Ask musicians what they fear most and the answer is often boredom. It takes many forms—a stasis in songwriting, ennui on the road, the stultifying dull hours before showtime. Whittling away at that can be devastating for someone who seeks comfort in booze or drugs. It almost killed Dylan LeBlanc. A Louisiana native who grew up in Muscle Shoals, Alabama, the singer-songwriter released two lauded solo albums—with some tabbing him as the next Neil Young. He went off to tour the world with nary a bit of wisdom about the hardships of road life and the temptations lurking in every dressing room or lounge in the back of a tour bus.
“I think people have a glamorous idea, and I certainly did, of when you’re touring, being out there partying all the time,” he says. “I took that image of it and really wrecked myself for the first two records of my career.” LeBlanc was only twenty-three when he came off the tour for his last album, released in 2012, and suffered a complete breakdown, including visceral physical withdrawals from alcohol that left him shaking.
But sometimes you have to go through hell to get to heaven, and LeBlanc, now sober for more than a year, has returned with the aptly titled Cautionary Tale, a mesmerizing collection of hushed moments that recall both Harvest Moon–era Young and the space-folk rock of Fleet Foxes and Bon Iver. John Paul White of the Civil Wars and Alabama Shakes keyboardist Ben Tanner (like LeBlanc, an Alabama boy) produced the album, and White brings LeBlanc’s tender voice to the forefront while Tanner’s hazy arrangements soar with strings and delicate, deliberate grooves. LeBlanc’s voice is a ghostly shimmer as he glides his way through “I’m Moving On,” perhaps the most affecting song on the album. LeBlanc also tapped another friend for some help: the Shakes’ Brittany Howard, who drove from Athens, Georgia, to Muscle Shoals to add backing vocals to the haunting, reflective “Easy Way Out.” It took her all of two takes.

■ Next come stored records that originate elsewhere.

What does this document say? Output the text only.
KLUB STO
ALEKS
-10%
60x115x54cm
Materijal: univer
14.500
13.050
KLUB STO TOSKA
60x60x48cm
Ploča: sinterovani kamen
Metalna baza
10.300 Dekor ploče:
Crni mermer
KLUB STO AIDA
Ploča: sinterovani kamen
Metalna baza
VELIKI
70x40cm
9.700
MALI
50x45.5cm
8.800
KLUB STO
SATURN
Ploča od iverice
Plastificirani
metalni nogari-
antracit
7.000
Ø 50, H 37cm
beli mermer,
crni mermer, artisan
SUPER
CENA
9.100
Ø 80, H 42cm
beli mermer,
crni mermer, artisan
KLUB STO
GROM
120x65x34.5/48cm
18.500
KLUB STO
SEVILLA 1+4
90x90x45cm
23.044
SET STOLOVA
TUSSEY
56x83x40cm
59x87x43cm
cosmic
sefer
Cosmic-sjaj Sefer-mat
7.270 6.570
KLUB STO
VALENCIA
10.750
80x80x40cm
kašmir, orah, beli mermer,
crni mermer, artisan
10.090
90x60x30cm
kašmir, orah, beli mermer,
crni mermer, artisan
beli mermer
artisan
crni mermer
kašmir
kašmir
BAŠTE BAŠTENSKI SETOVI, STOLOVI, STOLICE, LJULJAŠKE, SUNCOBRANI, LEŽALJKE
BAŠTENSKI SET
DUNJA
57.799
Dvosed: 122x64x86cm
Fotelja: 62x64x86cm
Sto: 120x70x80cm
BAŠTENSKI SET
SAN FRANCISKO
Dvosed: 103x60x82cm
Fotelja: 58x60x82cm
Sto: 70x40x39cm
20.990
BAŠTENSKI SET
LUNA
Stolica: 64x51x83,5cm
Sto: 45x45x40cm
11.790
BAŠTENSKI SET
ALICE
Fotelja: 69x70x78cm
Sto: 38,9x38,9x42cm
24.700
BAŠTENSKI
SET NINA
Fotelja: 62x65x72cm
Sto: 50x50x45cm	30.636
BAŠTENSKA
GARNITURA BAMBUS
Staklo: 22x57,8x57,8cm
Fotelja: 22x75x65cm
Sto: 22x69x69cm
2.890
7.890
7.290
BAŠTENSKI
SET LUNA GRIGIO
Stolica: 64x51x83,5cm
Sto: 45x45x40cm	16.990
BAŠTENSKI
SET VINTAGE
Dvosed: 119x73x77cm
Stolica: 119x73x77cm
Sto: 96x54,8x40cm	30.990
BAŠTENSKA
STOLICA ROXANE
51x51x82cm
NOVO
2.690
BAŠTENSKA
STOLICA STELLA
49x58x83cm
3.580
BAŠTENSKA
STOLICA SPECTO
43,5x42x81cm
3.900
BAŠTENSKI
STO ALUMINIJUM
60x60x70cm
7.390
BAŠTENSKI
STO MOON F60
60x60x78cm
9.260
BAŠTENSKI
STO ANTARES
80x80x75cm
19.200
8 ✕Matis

“Watching her work and be the confident artist that she is definitely was inspirational to me,” LeBlanc says. “She can keep a crowd in the palm of her hand. That was something I hadn’t yet learned to do, especially early in my career. I was so not a confident performer.”
LeBlanc has the genes for performance. His father, James, worked at the legendary FAME Studios in Muscle Shoals as a house songwriter (alongside John Paul White), penning country tunes for Travis Tritt and Rascal Flatts. “When he wrote songs, he always made sure that they had a clear message,” LeBlanc says of his father. “I got a lot of education about songwriting, to make sure that every word means something.”

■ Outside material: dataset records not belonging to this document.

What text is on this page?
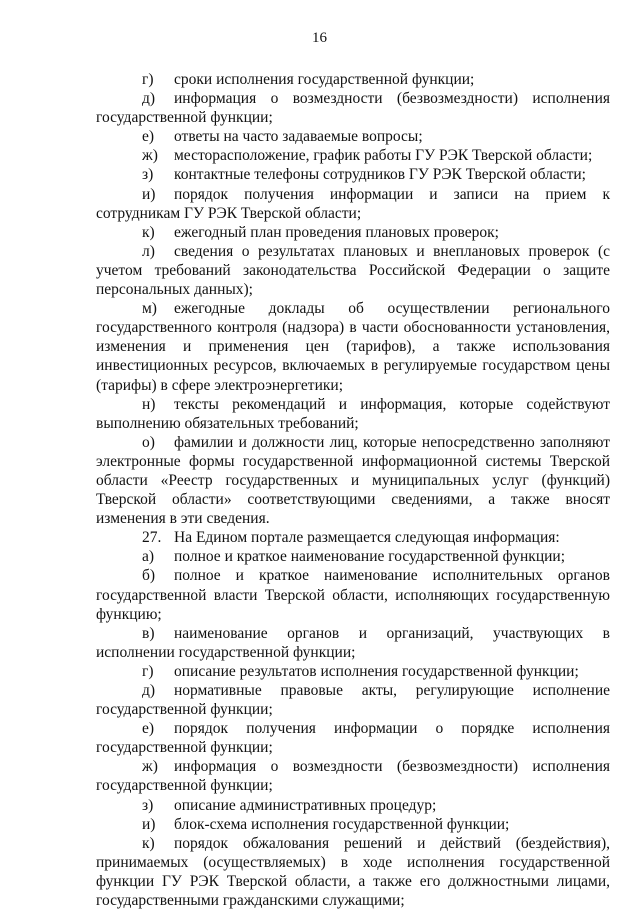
16

г) сроки исполнения государственной функции;

д) информация о возмездности (безвозмездности) исполнения государственной функции;

е) ответы на часто задаваемые вопросы;

ж) месторасположение, график работы ГУ РЭК Тверской области;

з) контактные телефоны сотрудников ГУ РЭК Тверской области;

и) порядок получения информации и записи на прием к сотрудникам ГУ РЭК Тверской области;

к) ежегодный план проведения плановых проверок;

л) сведения о результатах плановых и внеплановых проверок (с учетом требований законодательства Российской Федерации о защите персональных данных);

м) ежегодные доклады об осуществлении регионального государственного контроля (надзора) в части обоснованности установления, изменения и применения цен (тарифов), а также использования инвестиционных ресурсов, включаемых в регулируемые государством цены (тарифы) в сфере электроэнергетики;

н) тексты рекомендаций и информация, которые содействуют выполнению обязательных требований;

о) фамилии и должности лиц, которые непосредственно заполняют электронные формы государственной информационной системы Тверской области «Реестр государственных и муниципальных услуг (функций) Тверской области» соответствующими сведениями, а также вносят изменения в эти сведения.

27. На Едином портале размещается следующая информация:

а) полное и краткое наименование государственной функции;

б) полное и краткое наименование исполнительных органов государственной власти Тверской области, исполняющих государственную функцию;

в) наименование органов и организаций, участвующих в исполнении государственной функции;

г) описание результатов исполнения государственной функции;

д) нормативные правовые акты, регулирующие исполнение государственной функции;

е) порядок получения информации о порядке исполнения государственной функции;

ж) информация о возмездности (безвозмездности) исполнения государственной функции;

з) описание административных процедур;

и) блок-схема исполнения государственной функции;

к) порядок обжалования решений и действий (бездействия), принимаемых (осуществляемых) в ходе исполнения государственной функции ГУ РЭК Тверской области, а также его должностными лицами, государственными гражданскими служащими;
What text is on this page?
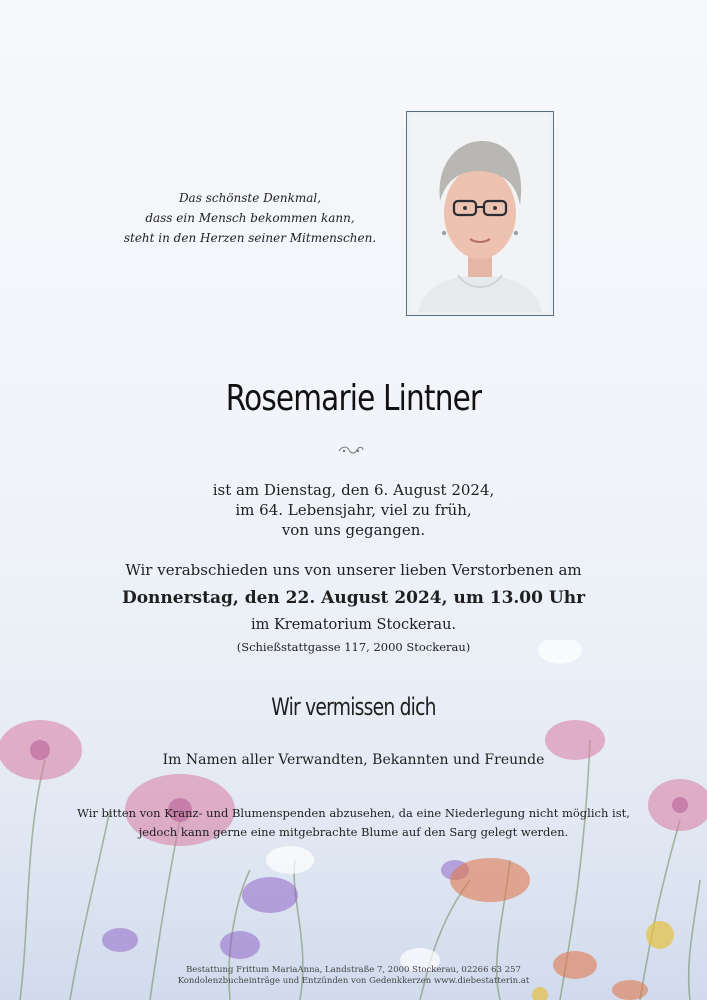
Das schönste Denkmal,
dass ein Mensch bekommen kann,
steht in den Herzen seiner Mitmenschen.
Rosemarie Lintner
ist am Dienstag, den 6. August 2024,
im 64. Lebensjahr, viel zu früh,
von uns gegangen.
Wir verabschieden uns von unserer lieben Verstorbenen am
Donnerstag, den 22. August 2024, um 13.00 Uhr
im Krematorium Stockerau.
(Schießstattgasse 117, 2000 Stockerau)
Wir vermissen dich
Im Namen aller Verwandten, Bekannten und Freunde
Wir bitten von Kranz- und Blumenspenden abzusehen, da eine Niederlegung nicht möglich ist,
jedoch kann gerne eine mitgebrachte Blume auf den Sarg gelegt werden.
Bestattung Frittum MariaAnna, Landstraße 7, 2000 Stockerau, 02266 63 257
Kondolenzbucheinträge und Entzünden von Gedenkkerzen www.diebestatterin.at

Tanner, who also worked at FAME as an engineer, considers LeBlanc a little brother. He took him under his wing when LeBlanc was barely old enough to drive, giving him a flash drive of music he thought LeBlanc should listen to. “He had so much natural talent, but he was really young and just hadn’t heard that much music,” Tanner says. “I was shocked when he said he had never heard Townes Van Zandt or Leonard Cohen, and I just said, ‘Here, work your way through this stuff.’ It was cool to watch him go through phases based on what he was listening to.”

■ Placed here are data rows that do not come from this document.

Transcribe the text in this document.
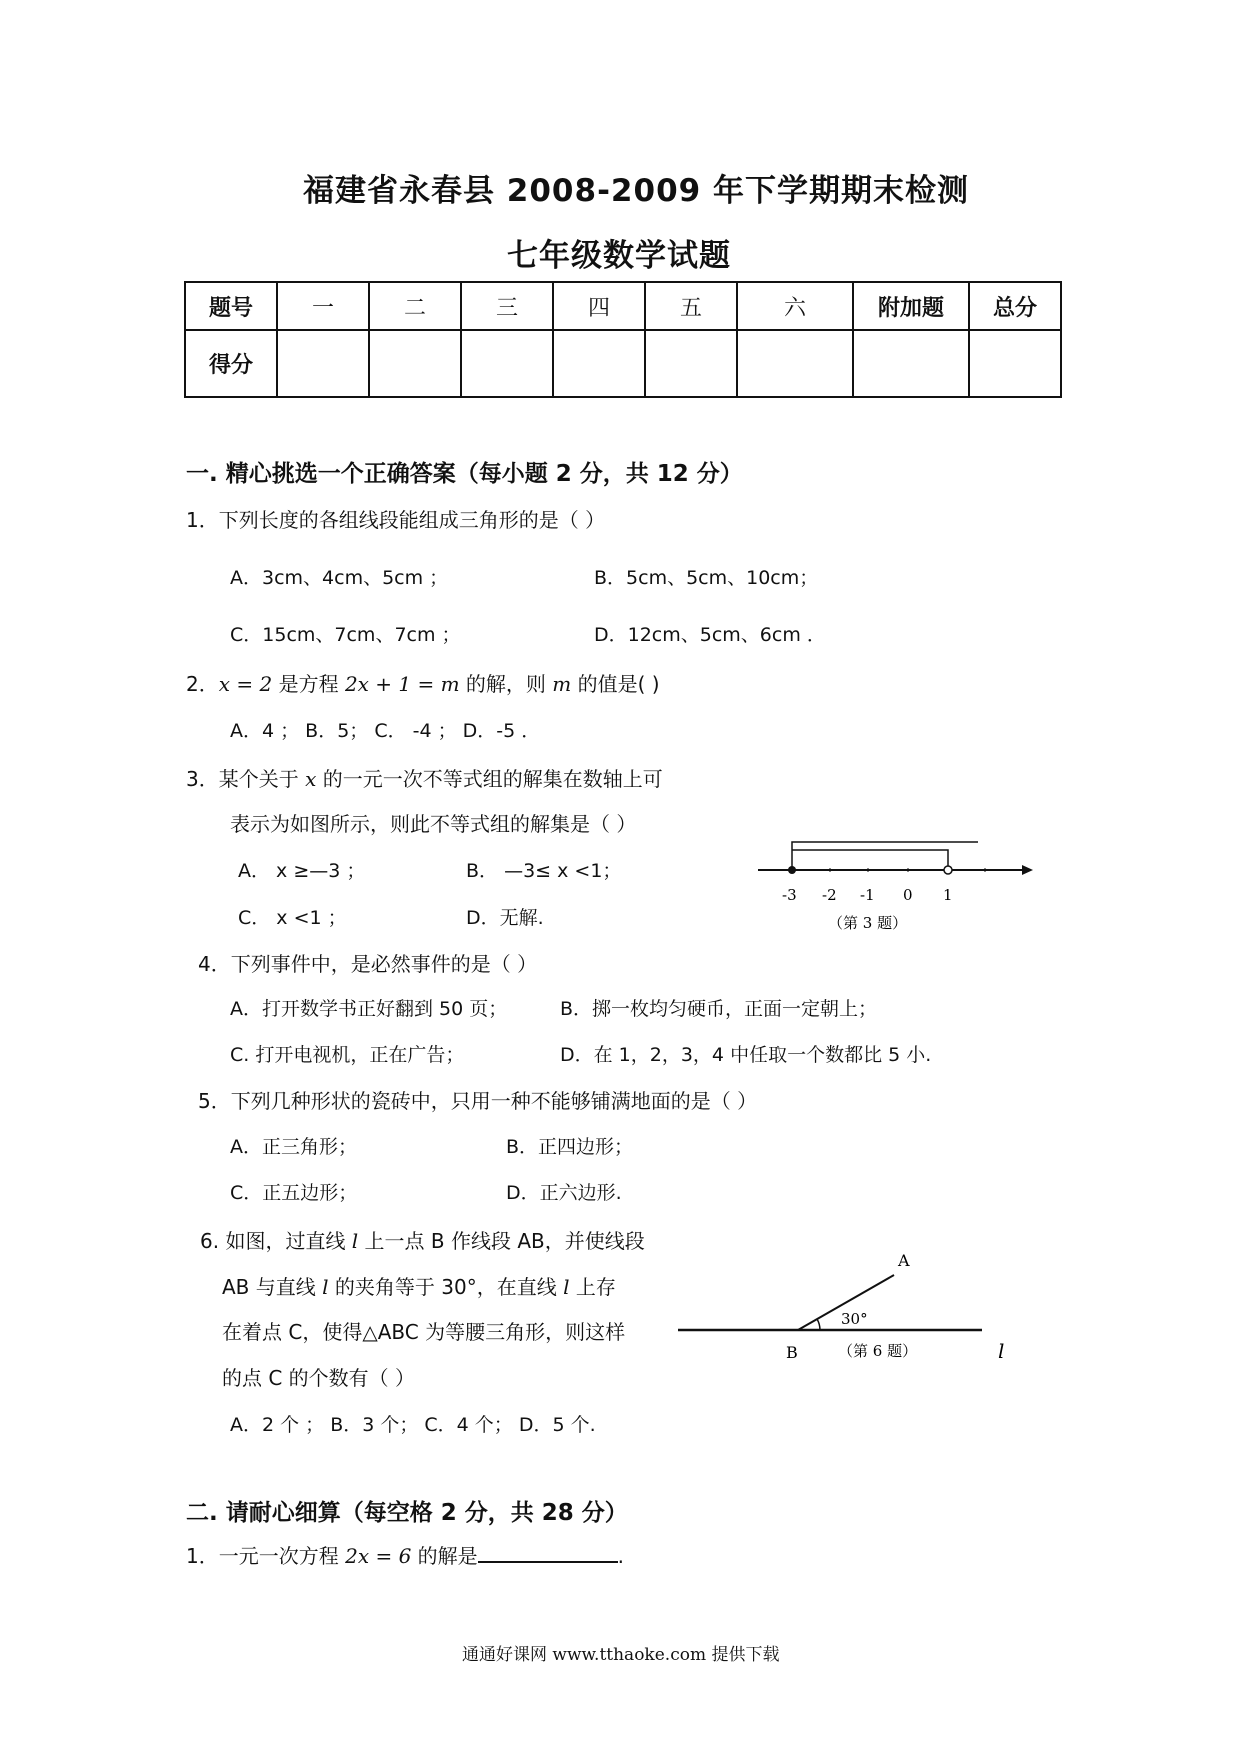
福建省永春县 2008-2009 年下学期期末检测
七年级数学试题
题号	一	二	三	四	五	六	附加题	总分
得分								
一. 精心挑选一个正确答案（每小题 2 分，共 12 分）
1．下列长度的各组线段能组成三角形的是（ ）
A．3cm、4cm、5cm ；	B．5cm、5cm、10cm；
C．15cm、7cm、7cm ；	D．12cm、5cm、6cm ．
2．x = 2 是方程 2x + 1 = m 的解，则 m 的值是( )
A．4 ； B．5； C． -4 ； D．-5 ．
3．某个关于 x 的一元一次不等式组的解集在数轴上可
表示为如图所示，则此不等式组的解集是（ ）
A． x ≥—3 ；	B． —3≤ x <1；
C． x <1 ；	D．无解.
-3 -2 -1 0 1
（第 3 题）
4．下列事件中，是必然事件的是（ ）
A．打开数学书正好翻到 50 页；	B．掷一枚均匀硬币，正面一定朝上；
C. 打开电视机，正在广告；	D．在 1，2，3，4 中任取一个数都比 5 小.
5．下列几种形状的瓷砖中，只用一种不能够铺满地面的是（ ）
A．正三角形；	B．正四边形；
C．正五边形；	D．正六边形.
6. 如图，过直线 l 上一点 B 作线段 AB，并使线段
AB 与直线 l 的夹角等于 30°，在直线 l 上存
在着点 C，使得△ABC 为等腰三角形，则这样
的点 C 的个数有（ ）
A．2 个 ； B．3 个； C．4 个； D．5 个.
A
B	l
30°
（第 6 题）
二. 请耐心细算（每空格 2 分，共 28 分）
1．一元一次方程 2x = 6 的解是	.
通通好课网 www.tthaoke.com 提供下载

As with many of LeBlanc’s friends, it was difficult for Tanner to watch him self-destruct. “I don’t think anyone else can truly pull someone out until that person wants it for himself,” he says. LeBlanc agrees, adding, “It takes work. To a lot of people, work is the dirtiest four-letter word in the English language. But we don’t get out of this world without being marked up a bit.”